Deri: Coalition shouldn’t force overhaul through Knesset, ignoring intense opposition
Shas chief insists he doesn’t plan cabinet return; admits powerful protest movement has hindered judicial shakeup, was spawned by government’s hardline nature and rhetoric
Shas party leader Aryeh Deri said in an interview Wednesday that the government should not charge ahead with more laws from its judicial overhaul plan without consideration for the intense opposition and the persistent mass protests the steps have drawn.
In an interview with the Haredi news site, Kikar Hashabbat, the ultra-Orthodox Knesset member acknowledged that the hardline nature of the current government helped spawn the robust protest movement against the overhaul, admitted that the demonstrations have hindered the planned sweeping reform, and conceded that he would not be returning to the cabinet anytime soon.
Deri, who has shown little appetite for conflict with Prime Minister Benjamin Netanyahu in recent years, offered relatively strong support for an overhaul compromise, now seemingly backed by Netanyahu, but claimed there was nobody in the opposition to negotiate with.

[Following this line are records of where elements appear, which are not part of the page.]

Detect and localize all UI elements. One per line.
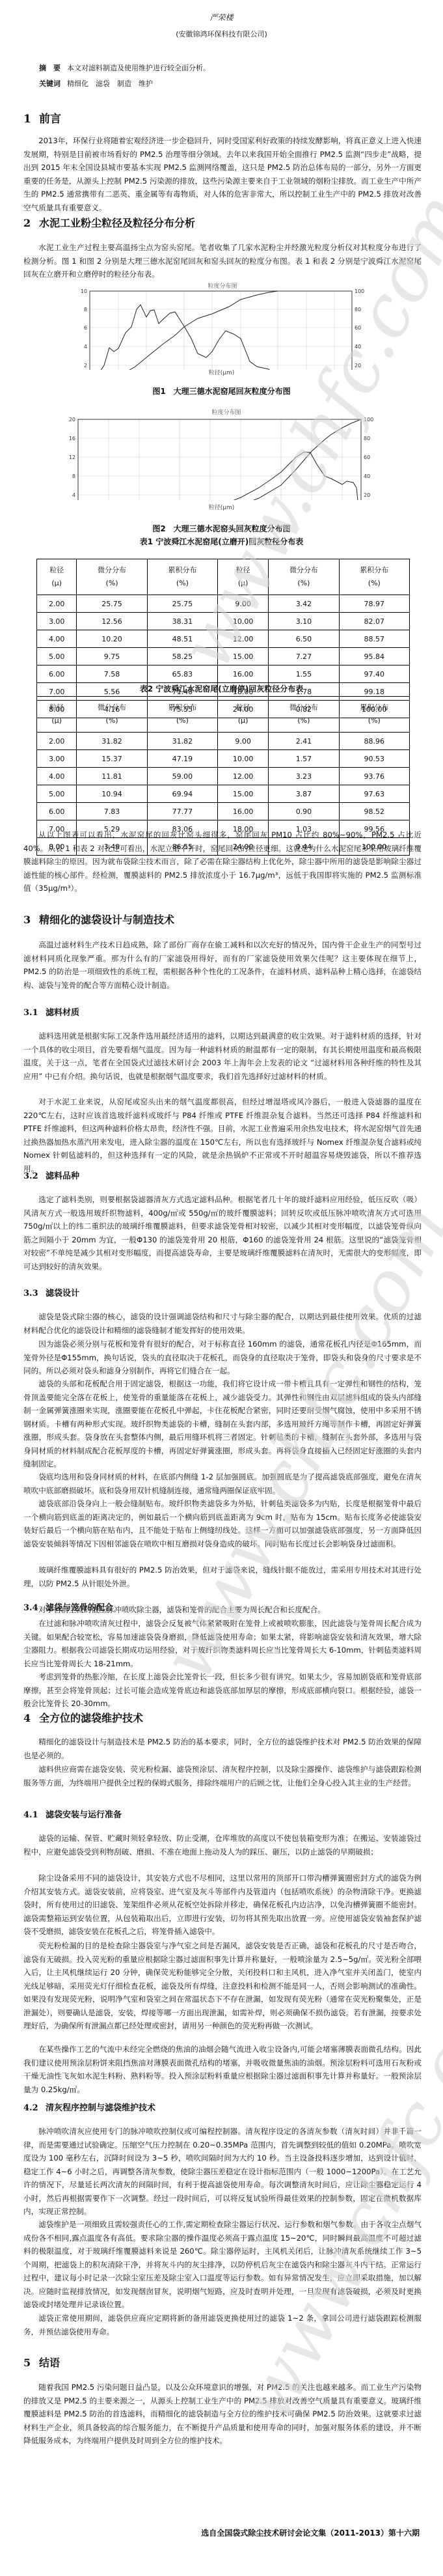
svg-text:100: 100 [364,417,373,423]
section-4-2-heading: 4.2清灰程序控制与滤袋维护技术 [23,2101,155,2113]
table-row: 6.007.8377.7716.000.9098.52 [37,803,410,820]
svg-text:6: 6 [84,325,87,331]
table-row: 5.009.7558.2515.007.2795.84 [37,648,410,665]
abstract-label: 摘 要 [39,64,60,72]
table-header-row: 粒径(μ) 微分分布(%) 累积分布(%) 粒径(μ) 微分分布(%) 累积分布… [37,559,410,595]
section-3-3-paragraph-1: 滤袋是袋式除尘器的核心，滤袋的设计强调滤袋结构和尺寸与除尘器的配合，以期达到最佳… [23,1310,422,1337]
svg-text:20: 20 [364,492,370,498]
table-1: 粒径(μ) 微分分布(%) 累积分布(%) 粒径(μ) 微分分布(%) 累积分布… [36,559,410,718]
svg-text:60: 60 [364,455,370,460]
table-row: 2.0031.8231.829.002.4188.96 [37,733,410,750]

“It has been a very tough year with the reform and the protests — I don’t remember anything like it — but we need to be able to deal with it,” Deri said.
Asked whether the overhaul’s legislation had been thwarted by the protest movement, Deri said: “Of course the protests stopped the pace of legislation that was intended.
“There is now no advancement at all of the judicial reform,” he acknowledged, adding that there were negotiations with the opposition about passing limited bits of the overhaul alongside a substantial freeze of the rest of the bills.
“Should we use our majority of 64 seats and advance this reform and say, ‘We were elected by the public,’ and not take the minority into account? I think not,” he said.
However, he added, “I haven’t yet seen a leader in the opposition — not [National Unity party leader Benny] Gantz or [party members Gadi] Eisenkot or [Gideon] Sa’ar — come and say there is a great danger here, and we are coming and entering the [negotiations] room.”
In 2019, Deri famously gave his personal guarantee to Gantz that Netanyahu would honor a power-sharing coalition deal between the two which Gantz had put his political neck on the line in order to sign. Netanyahu later did not honor that agreement, making it clear he was planning to exploit a loophole in the agreement to call early elections, rather than let Gantz get a turn at the premiership, and prompting the latter to dissolve the government. Deri failed to intervene.
If no agreement is reached soon with the opposition, Deri said the coalition should unilaterally advance what it estimates to have likely been agreed upon had the compromise talks succeeded — including some sort of legislation freeze.
“The Haredi parties support the prime minister on a freeze or a settlement on the reform… we too have a responsibility to calm the spirits,” he said.
Deri acknowledged serious issues with the way the process had gone so far, though he indicated that better PR could have changed that.
“It’s clear that the protests gave us a different viewpoint,” he said. “Look, the easiest thing is to say ‘I have a majority and I’m voting.’ But anyone who has responsibility must look at the full picture, what’s happening here, around the world, in the military, and understand the source of these fears… We probably didn’t know how to market this correctly.”
“The shape the reform took, the makeup of the government and the comments by all sorts of people who led this reform caused very many people to experience fear. It created huge trauma as if there is an intentional plan to create a new type of regime here,” he said.
However, Deri also refused to commit to honoring High Court rulings on legislation related to the overhaul. Many in the coalition have refused to do so regarding the potential annulment of the reasonableness law, the first and so far only overhaul law to be passed.
Deri also claimed he was no longer pursuing a return to the cabinet, a day after the coalition went to the mat with the High Court to defend the reasonableness, highly controversial legislation that was thought to be partially intended to pave his way back.
Deri noted that he has not moved to rejoin the government since the coalition passed the law in July, shackling the court’s ability to declare his appointment unreasonable. (The court also cited other considerations when it voided his appointment in January, meaning rejoining could still be difficult).
“I could use it, we voided [the reasonableness test], but no, categorically no,” he said, adding that he also would not be pursuing a new version of the so-called Deri law, which had been meant to keep the court off his back.
That bill, an amendment to Basic Law: The Government, would prohibit all courts from exercising judicial review over ministerial appointments.
Deri’s appointment as interior and health minister was shot down in January, when judges ruled that appointing a man with multiple criminal convictions for financial offenses as a minister was “unreasonable in the extreme.” It also said Deri had previously misled a court into believing he would leave public life in order to secure a plea deal in his latest trial, and the justices also cited this, nullifying the appointment under the doctrine of “estoppel.”
Rather than rejoin the government, Deri said he would work on internal party campaigning, saying the party has five fine ministers.
“I have no interest in returning to the cabinet or government,” he said.